Justin Coleman JMCOLE at MAIN.DJJ.STATE.SC.US
Mon Apr 29 11:05:17 New Zealand Standard Time 2002


Ron Gabbard says:

> While adding hidden randomness to items would help deter character
> optimization, it would have a nasty impact on a different aspect
> of most MUDs... the player-driven economy.  The efficient exchange
> of goods requires that sufficient information be available to both
> sides of the transaction.=20

> In the long run, everyone needs to know the numbers (or at least
> the relative utility of the item)... not just the Achievers.
> Characters acquire hoardes of stuff over their virtual lives.
> Many times this 'stuff' isn't blatantly superior or inferior to
> the items the player is currently using.  Thus, they have to make
> decisions as to which of the similar items to keep versus
> sell/destroy/etc. (unless the designer permits unlimited hoarding
> by which the player can postpone that decision indefinitely).
> This introduces "buyer's remorse" into the decision where the
> player will always have that lingering doubt that they made the
> 'wrong' decision with regards to which item was kept versus
> sold. (Thus, the 'hidden value' model on items will promote
> hoarding by players.)

I note that in my own experience, the one thing humans are good at
(to the exclusion of any other method) is comparison. Humans take
large or small amounts of data, compare them, and discern patterns
which they then try to take advantage of for their own gain. These
patterns can be spawn points, damage ratings on weapons, prices in a
stock market, or anything else.

Say I have a sword hanging on my wall IRL. What's the damage rating
on it? What about a pocketknife? There's no way to determine an
absolute value for something like that, we can only determine a
value in relation to another somewhat similar item. I know, for
example, that the sword is likely to do more damage than the
pocketknife. However, someone who is very fast and agile may be more
effective with the knife than he would with the sword.

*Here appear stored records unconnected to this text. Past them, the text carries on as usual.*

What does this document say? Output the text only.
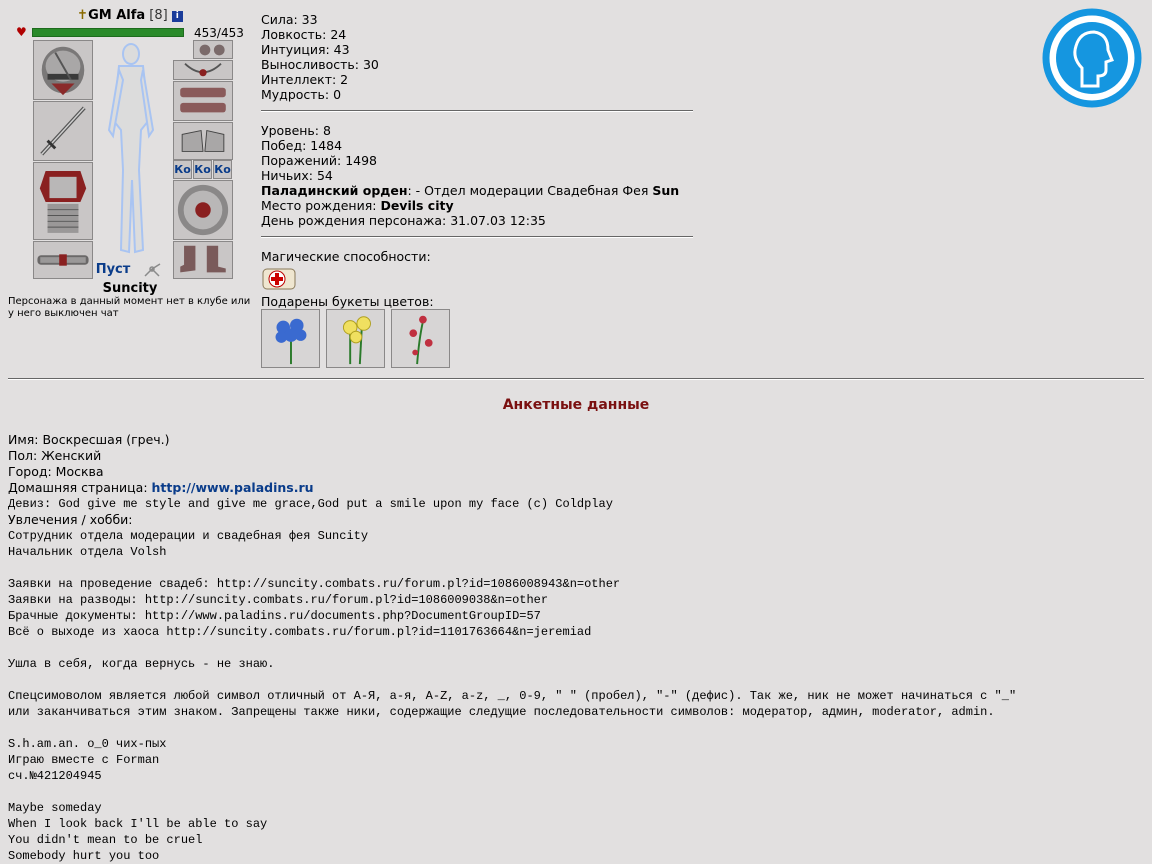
✝GM Alfa [8] i
♥	453/453
Ко Ко Ко
Пуст
Suncity
Персонажа в данный момент нет в клубе или у него выключен чат
Сила: 33
Ловкость: 24
Интуиция: 43
Выносливость: 30
Интеллект: 2
Мудрость: 0
Уровень: 8
Побед: 1484
Поражений: 1498
Ничьих: 54
Паладинский орден: - Отдел модерации Свадебная Фея Sun
Место рождения: Devils city
День рождения персонажа: 31.07.03 12:35
Магические способности:
Подарены букеты цветов:
Анкетные данные
Имя: Воскресшая (греч.)
Пол: Женский
Город: Москва
Домашняя страница: http://www.paladins.ru
Девиз: God give me style and give me grace,God put a smile upon my face (c) Coldplay
Увлечения / хобби:
Сотрудник отдела модерации и свадебная фея Suncity
Начальник отдела Volsh

Заявки на проведение свадеб: http://suncity.combats.ru/forum.pl?id=1086008943&n=other
Заявки на разводы: http://suncity.combats.ru/forum.pl?id=1086009038&n=other
Брачные документы: http://www.paladins.ru/documents.php?DocumentGroupID=57
Всё о выходе из хаоса http://suncity.combats.ru/forum.pl?id=1101763664&n=jeremiad

Ушла в себя, когда вернусь - не знаю.

Спецсимоволом является любой символ отличный от А-Я, а-я, A-Z, a-z, _, 0-9, " " (пробел), "-" (дефис). Так же, ник не может начинаться с "_"
или заканчиваться этим знаком. Запрещены также ники, содержащие следущие последовательности символов: модератор, админ, moderator, admin.

S.h.am.an. o_0 чих-пых
Играю вместе с Forman
сч.№421204945

Maybe someday
When I look back I'll be able to say
You didn't mean to be cruel
Somebody hurt you too
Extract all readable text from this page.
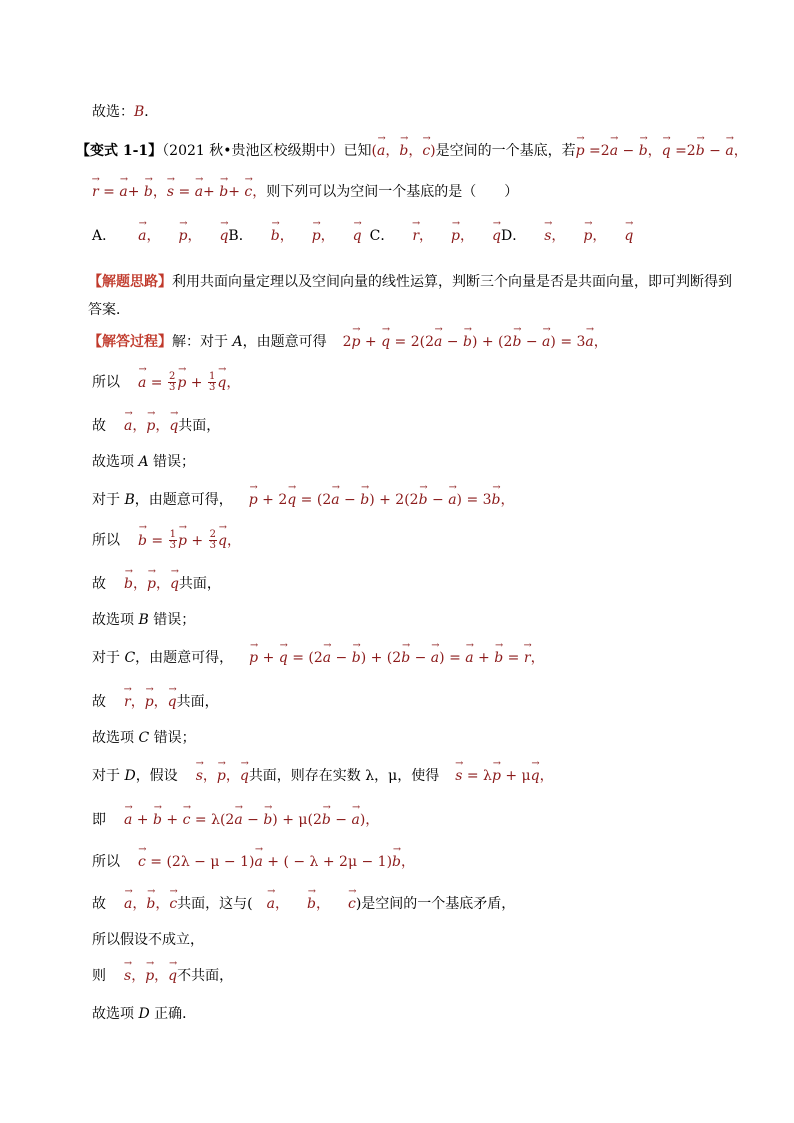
故选：B．
【变式 1-1】（2021 秋•贵池区校级期中）已知(→ a，→ b，→ c)是空间的一个基底，若→ p =2→ a − → b，→ q =2→ b − → a，
→ r = → a+ → b，→ s = → a+ → b+ → c，则下列可以为空间一个基底的是（　　）
A．→ a，→ p，→ qB．→ b，→ p，→ q C．→ r，→ p，→ qD．→ s，→ p，→ q
【解题思路】利用共面向量定理以及空间向量的线性运算，判断三个向量是否是共面向量，即可判断得到答案．
【解答过程】解：对于 A，由题意可得 2→ p + → q = 2(2→ a − → b) + (2→ b − → a) = 3→ a，
所以→ $a = \frac{2}{3}$
→ $p + \frac{1}{3}$
→ q，
故→ a，→ p，→ q共面，
故选项 A 错误；
对于 B，由题意可得，→ p + 2→ q = (2→ a − → b) + 2(2→ b − → a) = 3→ b，
所以→ $b = \frac{1}{3}$
→ $p + \frac{2}{3}$
→ q，
故→ b，→ p，→ q共面，
故选项 B 错误；
对于 C，由题意可得，→ p + → q = (2→ a − → b) + (2→ b − → a) = → a + → b = → r，
故→ r，→ p，→ q共面，
故选项 C 错误；
对于 D，假设→ s，→ p，→ q共面，则存在实数 λ，μ，使得→ s = λ→ p + μ→ q，
即→ a + → b + → c = λ(2→ a − → b) + μ(2→ b − → a)，
所以→ c = (2λ − μ − 1)→ a + ( − λ + 2μ − 1)→ b，
故→ a，→ b，→ c共面，这与(→ a，→ b，→ c)是空间的一个基底矛盾，
所以假设不成立，
则→ s，→ p，→ q不共面，
故选项 D 正确．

Since we're (I'm) striving for more realism in terms of game "feel",
wouldn't this be the perfect way to solve the problem of "gaming"
the numbers? What if a "compare" command was implemented, such that
any character could compare any two items and see, *relative to his
own skill level*, which item was better for him. (This would, of
course, only compare items of a similar type, i.e. two weapons, two
sandwiches, etc.)

A player with high Sword skill and low Dagger skill may have a
dagger of dismemberment, but if he doesn't know how to use a dagger
then it won't do him much good, and his trusty iron sword of
dullness would seem more suited to his skills, and thus
"better". The player would have no idea what the actual numbers
were, just which one was better *for him*.

This would, I feel, propagate an economy based on relative value and
not absolute value... more akin to the "real world"?